Doch es könne kein "Weiter so" geben, betont die Kanzlerkandidatin der Grünen. So auch nicht in der Pflege: "Wir müssen Löhne so bezahlen, dass man eine Familie davon ernähren kann", sagt Baerbock. Außerdem brauche es bessere Arbeitsbedingungen vor Ort, es müssten mehr Fachkräfte eingestellt werden.
Der anwesende Pflegeheimleiter merkt an, dass er zum Thema stationäre Pflege lediglich einen Satz im Wahlprogramm der Grünen gefunden hätte. Es dürfe nicht nur bei Lippenbekenntnissen bleiben, fordert er.
Baerbock zeigt sich selbstkritisch
Zum Schluss kommt die grüne Kanzlerkandidatin nicht darum herum, sich noch einmal zu ihren persönlichen Verfehlungen zu äußern. Peter Klöppel konfrontiert sie anhand einer Grafik mit ihren abgesackten Zustimmungswerten: Nur noch 15 Prozent würden der Grünen-Politikerin bei einer Direktwahl der Kanzlerin oder des Kanzlers ihre Stimme geben, nach Baerbocks Nominierung im April waren es mehr als doppelt so viel gewesen.
"Natürlich lässt mich das nicht kalt", gibt Baerbock zu. Die eigenen Fehler würden sie ärgern, aber sie reflektiere auch, was sie in Zukunft besser machen könne. An dieser Stelle übt sie aufrichtig Selbstkritik und fragt, ob sie tatsächlich ein Buch hätte schreiben müssen. Im Gegensatz zu anderen Formate nimmt die Diskussion um sinkende Umfragewerte und persönliche Fehler insgesamt nur wenig Platz ein, rund zehn Minuten einer über einstündigen Sendung.

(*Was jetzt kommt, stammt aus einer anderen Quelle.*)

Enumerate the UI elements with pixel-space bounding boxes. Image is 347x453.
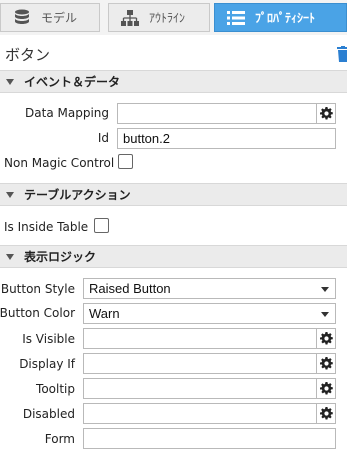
- button-color-select[interactable]: Warn: [83, 303, 336, 324]
- tab-label: ﾌﾟﾛﾊﾟﾃｨｼｰﾄ: [255, 11, 316, 25]
- tab-bar: モデル ｱｳﾄﾗｲﾝ ﾌﾟﾛﾊﾟﾃｨｼｰﾄ: [0, 0, 347, 35]
- button-style-select[interactable]: Raised Button: [83, 278, 336, 299]
- data-mapping-field[interactable]: [117, 103, 317, 124]
- section-title: テーブルアクション: [24, 188, 131, 202]
- gear-icon[interactable]: [317, 353, 336, 374]
- collapse-triangle-icon: [6, 191, 14, 198]
- gear-icon[interactable]: [317, 328, 336, 349]
- hierarchy-icon: [119, 9, 141, 27]
- component-title: ボタン: [0, 38, 347, 70]
- form-field[interactable]: [83, 428, 336, 449]
- section-title: 表示ロジック: [24, 250, 97, 264]
- non-magic-control-label: Non Magic Control: [4, 156, 115, 170]
- is-visible-label: Is Visible: [22, 332, 75, 346]
- tooltip-label: Tooltip: [36, 382, 75, 396]
- section-display-logic[interactable]: 表示ロジック: [0, 245, 347, 268]
- tab-model[interactable]: モデル: [0, 3, 100, 32]
- tab-label: モデル: [41, 11, 78, 25]
- tab-property-sheet[interactable]: ﾌﾟﾛﾊﾟﾃｨｼｰﾄ: [214, 3, 347, 32]
- chevron-down-icon: [321, 287, 329, 292]
- display-if-field[interactable]: [83, 353, 317, 374]
- tooltip-field[interactable]: [83, 378, 317, 399]
- is-inside-table-checkbox[interactable]: [94, 218, 109, 233]
- page-title: ボタン: [5, 45, 51, 64]
- chevron-down-icon: [321, 312, 329, 317]
- button-color-value: Warn: [89, 306, 120, 321]
- data-mapping-label: Data Mapping: [25, 106, 109, 120]
- disabled-field[interactable]: [83, 403, 317, 424]
- section-events-data[interactable]: イベント＆データ: [0, 70, 347, 93]
- collapse-triangle-icon: [6, 253, 14, 260]
- non-magic-control-checkbox[interactable]: [118, 154, 133, 169]
- tab-label: ｱｳﾄﾗｲﾝ: [149, 11, 186, 25]
- button-color-label: Button Color: [0, 306, 75, 320]
- section-title: イベント＆データ: [24, 75, 121, 89]
- database-icon: [11, 9, 33, 27]
- list-icon: [225, 9, 247, 27]
- id-field[interactable]: button.2: [117, 128, 336, 149]
- is-inside-table-label: Is Inside Table: [4, 220, 89, 234]
- gear-icon[interactable]: [317, 403, 336, 424]
- is-visible-field[interactable]: [83, 328, 317, 349]
- id-label: Id: [97, 131, 109, 145]
- trash-icon[interactable]: [337, 46, 347, 62]
- button-style-value: Raised Button: [89, 281, 171, 296]
- display-if-label: Display If: [19, 357, 75, 371]
- collapse-triangle-icon: [6, 78, 14, 85]
- gear-icon[interactable]: [317, 103, 336, 124]
- form-label: Form: [44, 432, 75, 446]
- tab-outline[interactable]: ｱｳﾄﾗｲﾝ: [108, 3, 210, 32]
- gear-icon[interactable]: [317, 378, 336, 399]
- disabled-label: Disabled: [22, 407, 75, 421]
- button-style-label: Button Style: [0, 282, 75, 296]
- section-table-actions[interactable]: テーブルアクション: [0, 183, 347, 206]
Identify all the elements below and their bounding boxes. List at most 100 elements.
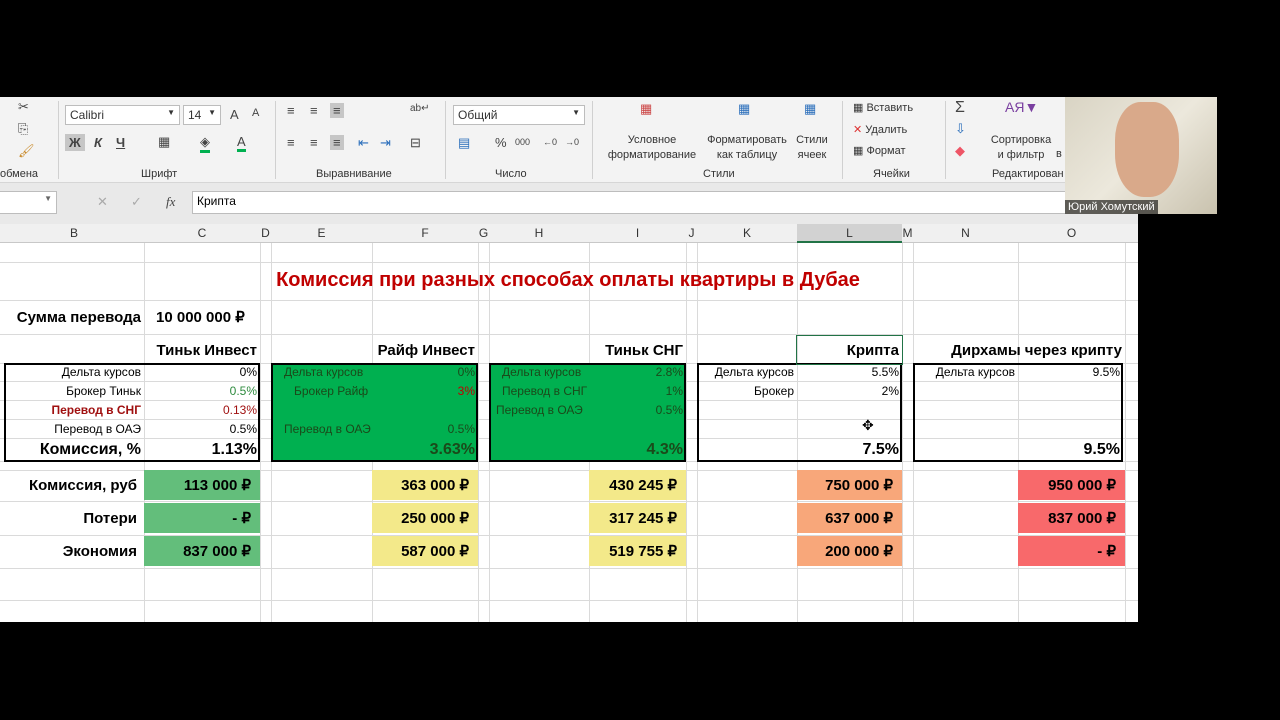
column-header-B[interactable]: B xyxy=(4,226,144,240)
italic-button[interactable]: К xyxy=(94,135,102,150)
align-bottom-icon[interactable]: ≡ xyxy=(330,103,344,118)
copy-icon[interactable]: ⎘ xyxy=(18,121,28,137)
detail-label[interactable]: Дельта курсов xyxy=(913,363,1018,381)
currency-icon[interactable]: ▤ xyxy=(458,135,470,151)
column-header-O[interactable]: O xyxy=(1018,226,1125,240)
total-label[interactable]: Комиссия, % xyxy=(4,438,144,461)
detail-label[interactable]: Брокер xyxy=(697,381,797,400)
wrap-text-icon[interactable]: ab↵ xyxy=(410,103,430,114)
font-color-icon[interactable]: A xyxy=(237,134,246,152)
align-right-icon[interactable]: ≡ xyxy=(330,135,344,150)
summary-value-raif_invest[interactable]: 250 000 ₽ xyxy=(372,503,472,533)
block-header-dirhams[interactable]: Дирхамы через крипту xyxy=(913,336,1125,364)
summary-value-tinkoff_invest[interactable]: 837 000 ₽ xyxy=(144,536,254,566)
font-size-select[interactable]: 14 ▼ xyxy=(183,105,221,125)
total-value-tinkoff-invest[interactable]: 1.13% xyxy=(144,438,260,461)
detail-value[interactable]: 1% xyxy=(589,381,686,400)
detail-value[interactable]: 0.5% xyxy=(372,419,478,438)
insert-cells-button[interactable]: ▦ Вставить xyxy=(853,101,913,114)
format-painter-icon[interactable]: 🖌 xyxy=(18,143,35,159)
sort-filter-button[interactable]: Сортировка и фильтр xyxy=(985,133,1057,163)
summary-value-dirhams[interactable]: 950 000 ₽ xyxy=(1018,470,1119,500)
fill-icon[interactable]: ⇩ xyxy=(955,121,966,137)
column-header-I[interactable]: I xyxy=(589,226,686,240)
increase-indent-icon[interactable]: ⇥ xyxy=(380,135,391,151)
detail-value[interactable]: 0.5% xyxy=(589,400,686,419)
align-top-icon[interactable]: ≡ xyxy=(287,103,295,118)
spreadsheet-grid[interactable]: 113 000 ₽ 363 000 ₽ 430 245 ₽ 750 000 ₽ 950 … xyxy=(0,243,1138,622)
detail-value[interactable]: 0% xyxy=(372,363,478,381)
detail-label[interactable]: Перевод в ОАЭ xyxy=(4,419,144,438)
column-header-H[interactable]: H xyxy=(489,226,589,240)
shrink-font-icon[interactable]: A xyxy=(252,107,259,119)
enter-icon[interactable]: ✓ xyxy=(131,194,142,210)
summary-value-crypto[interactable]: 200 000 ₽ xyxy=(797,536,896,566)
total-value-raif[interactable]: 3.63% xyxy=(372,438,478,461)
block-header-tinkoff_cis[interactable]: Тиньк СНГ xyxy=(589,336,686,364)
column-header-C[interactable]: C xyxy=(144,226,260,240)
summary-value-raif_invest[interactable]: 363 000 ₽ xyxy=(372,470,472,500)
detail-label[interactable]: Брокер Райф xyxy=(276,381,372,400)
summary-value-dirhams[interactable]: - ₽ xyxy=(1018,536,1119,566)
name-box[interactable]: ▼ xyxy=(0,191,57,214)
total-value-dirhams[interactable]: 9.5% xyxy=(1018,438,1123,461)
detail-label[interactable]: Перевод в СНГ xyxy=(492,381,589,400)
column-header-J[interactable]: J xyxy=(686,226,697,240)
thousands-button[interactable]: 000 xyxy=(515,137,530,147)
bold-button[interactable]: Ж xyxy=(65,134,85,151)
detail-label[interactable]: Дельта курсов xyxy=(492,363,589,381)
summary-value-crypto[interactable]: 637 000 ₽ xyxy=(797,503,896,533)
decrease-decimal-icon[interactable]: →0 xyxy=(565,137,579,147)
fill-color-icon[interactable]: ◈ xyxy=(200,134,210,153)
number-format-select[interactable]: Общий ▼ xyxy=(453,105,585,125)
find-select-button[interactable]: в xyxy=(1056,148,1062,160)
underline-button[interactable]: Ч xyxy=(116,135,125,150)
column-header-D[interactable]: D xyxy=(260,226,271,240)
format-as-table-button[interactable]: Форматировать как таблицу xyxy=(704,133,790,163)
column-header-K[interactable]: K xyxy=(697,226,797,240)
amount-label[interactable]: Сумма перевода xyxy=(4,300,144,334)
detail-value[interactable]: 0.5% xyxy=(144,381,260,400)
percent-button[interactable]: % xyxy=(495,135,507,150)
autosum-icon[interactable]: Σ xyxy=(955,99,965,117)
column-header-F[interactable]: F xyxy=(372,226,478,240)
total-value-crypto[interactable]: 7.5% xyxy=(797,438,902,461)
summary-value-raif_invest[interactable]: 587 000 ₽ xyxy=(372,536,472,566)
conditional-formatting-button[interactable]: Условное форматирование xyxy=(600,133,704,163)
cut-icon[interactable]: ✂ xyxy=(18,99,29,115)
summary-value-tinkoff_invest[interactable]: 113 000 ₽ xyxy=(144,470,254,500)
summary-label[interactable]: Потери xyxy=(4,503,140,533)
detail-label[interactable]: Брокер Тиньк xyxy=(4,381,144,400)
column-header-M[interactable]: M xyxy=(902,226,913,240)
merge-icon[interactable]: ⊟ xyxy=(410,135,421,151)
increase-decimal-icon[interactable]: ←0 xyxy=(543,137,557,147)
summary-label[interactable]: Комиссия, руб xyxy=(4,470,140,500)
cell-styles-button[interactable]: Стили ячеек xyxy=(790,133,834,163)
function-icon[interactable]: fx xyxy=(166,194,175,210)
total-value-tinkoff-cis[interactable]: 4.3% xyxy=(589,438,686,461)
detail-label[interactable]: Перевод в ОАЭ xyxy=(276,419,372,438)
detail-value[interactable]: 2.8% xyxy=(589,363,686,381)
align-left-icon[interactable]: ≡ xyxy=(287,135,295,150)
column-header-N[interactable]: N xyxy=(913,226,1018,240)
column-header-G[interactable]: G xyxy=(478,226,489,240)
detail-value[interactable]: 9.5% xyxy=(1018,363,1123,381)
formula-input[interactable]: Крипта xyxy=(192,191,1138,214)
format-cells-button[interactable]: ▦ Формат xyxy=(853,144,906,157)
block-header-raif_invest[interactable]: Райф Инвест xyxy=(372,336,478,364)
decrease-indent-icon[interactable]: ⇤ xyxy=(358,135,369,151)
summary-value-dirhams[interactable]: 837 000 ₽ xyxy=(1018,503,1119,533)
align-center-icon[interactable]: ≡ xyxy=(310,135,318,150)
column-header-E[interactable]: E xyxy=(271,226,372,240)
borders-icon[interactable]: ▦ xyxy=(158,134,170,150)
summary-value-crypto[interactable]: 750 000 ₽ xyxy=(797,470,896,500)
detail-label[interactable]: Дельта курсов xyxy=(276,363,372,381)
summary-value-tinkoff_cis[interactable]: 317 245 ₽ xyxy=(589,503,680,533)
detail-value[interactable]: 0% xyxy=(144,363,260,381)
amount-value[interactable]: 10 000 000 ₽ xyxy=(144,300,260,334)
summary-label[interactable]: Экономия xyxy=(4,536,140,566)
font-name-select[interactable]: Calibri ▼ xyxy=(65,105,180,125)
detail-label[interactable]: Перевод в ОАЭ xyxy=(492,400,589,419)
clear-icon[interactable]: ◆ xyxy=(955,143,965,159)
detail-value[interactable]: 0.13% xyxy=(144,400,260,419)
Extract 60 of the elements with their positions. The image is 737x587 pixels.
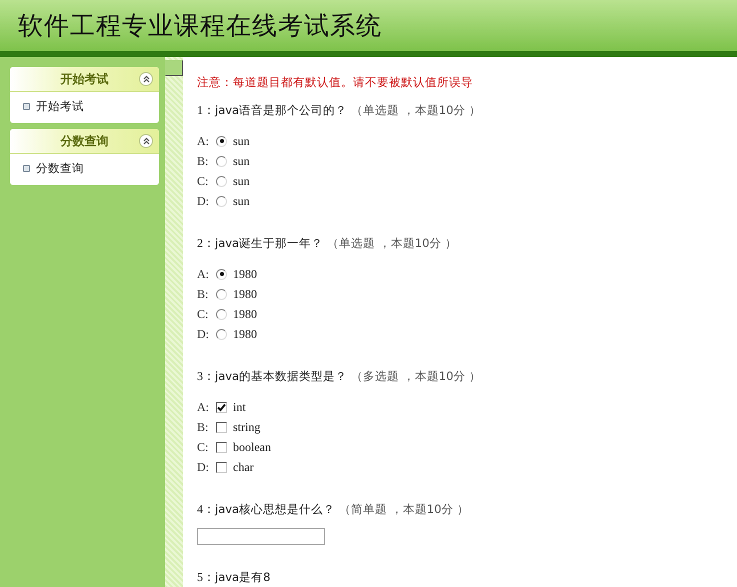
question-number: 1： bbox=[197, 102, 215, 119]
checkbox[interactable] bbox=[216, 422, 227, 432]
menu-item[interactable]: 分数查询 bbox=[10, 154, 159, 185]
question-text: java的基本数据类型是？ bbox=[215, 369, 348, 384]
radio-button[interactable] bbox=[216, 136, 227, 146]
option-letter: D: bbox=[197, 460, 210, 474]
radio-button[interactable] bbox=[216, 308, 227, 320]
option-letter: C: bbox=[197, 440, 210, 454]
option-letter: D: bbox=[197, 194, 210, 208]
option-letter: D: bbox=[197, 326, 210, 342]
question-text: java诞生于那一年？ bbox=[215, 236, 324, 251]
notice-text: 注意：每道题目都有默认值。请不要被默认值所误导 bbox=[197, 75, 473, 90]
collapse-toggle[interactable] bbox=[165, 60, 183, 76]
option-label: sun bbox=[233, 174, 250, 188]
panel-title: 分数查询 bbox=[60, 132, 108, 150]
checkbox[interactable] bbox=[216, 442, 227, 452]
answer-field[interactable] bbox=[197, 528, 325, 545]
question-number: 3： bbox=[197, 368, 215, 385]
radio-button[interactable] bbox=[216, 328, 227, 340]
option-letter: B: bbox=[197, 154, 210, 168]
panel-title: 开始考试 bbox=[60, 70, 108, 88]
radio-button[interactable] bbox=[216, 176, 227, 186]
radio-button[interactable] bbox=[216, 288, 227, 300]
collapse-icon[interactable] bbox=[139, 134, 153, 148]
radio-button[interactable] bbox=[216, 268, 227, 280]
option-label: 1980 bbox=[233, 286, 257, 302]
option-letter: B: bbox=[197, 420, 210, 434]
checkbox[interactable] bbox=[216, 462, 227, 472]
option-label: 1980 bbox=[233, 266, 257, 282]
question-text: java是有8 bbox=[215, 570, 270, 585]
collapse-icon[interactable] bbox=[139, 72, 153, 86]
option-letter: C: bbox=[197, 174, 210, 188]
option-letter: B: bbox=[197, 286, 210, 302]
option-label: boolean bbox=[233, 440, 271, 454]
option-label: 1980 bbox=[233, 326, 257, 342]
option-label: sun bbox=[233, 194, 250, 208]
option-label: 1980 bbox=[233, 306, 257, 322]
option-label: int bbox=[233, 400, 246, 414]
option-letter: A: bbox=[197, 134, 210, 148]
option-label: sun bbox=[233, 154, 250, 168]
option-label: char bbox=[233, 460, 254, 474]
app-title: 软件工程专业课程在线考试系统 bbox=[18, 10, 382, 42]
question-meta: （简单题 ，本题10分 ） bbox=[339, 502, 470, 517]
menu-item[interactable]: 开始考试 bbox=[10, 92, 159, 123]
option-letter: A: bbox=[197, 266, 210, 282]
question-number: 4： bbox=[197, 501, 215, 518]
question-meta: （单选题 ，本题10分 ） bbox=[351, 103, 482, 118]
option-letter: C: bbox=[197, 306, 210, 322]
option-label: string bbox=[233, 420, 260, 434]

Im Gespräch mit den Bürgerinnen und Bürgern wirkte Baerbock deutlich lockerer als noch im ARD-Sommerinterview vor wenigen Tagen. Mit einem übermäßig positiven Gefühl wird sie aber wohl auch aus dieser Sendung nicht gegangen sein. Als Klöppel die sechs Gesprächsteilnehmenden zum Abschluss fragt, wen Baerbock zumindest zum Teil überzeugen konnte hebt nur die Hälfte zaghaft die Hand.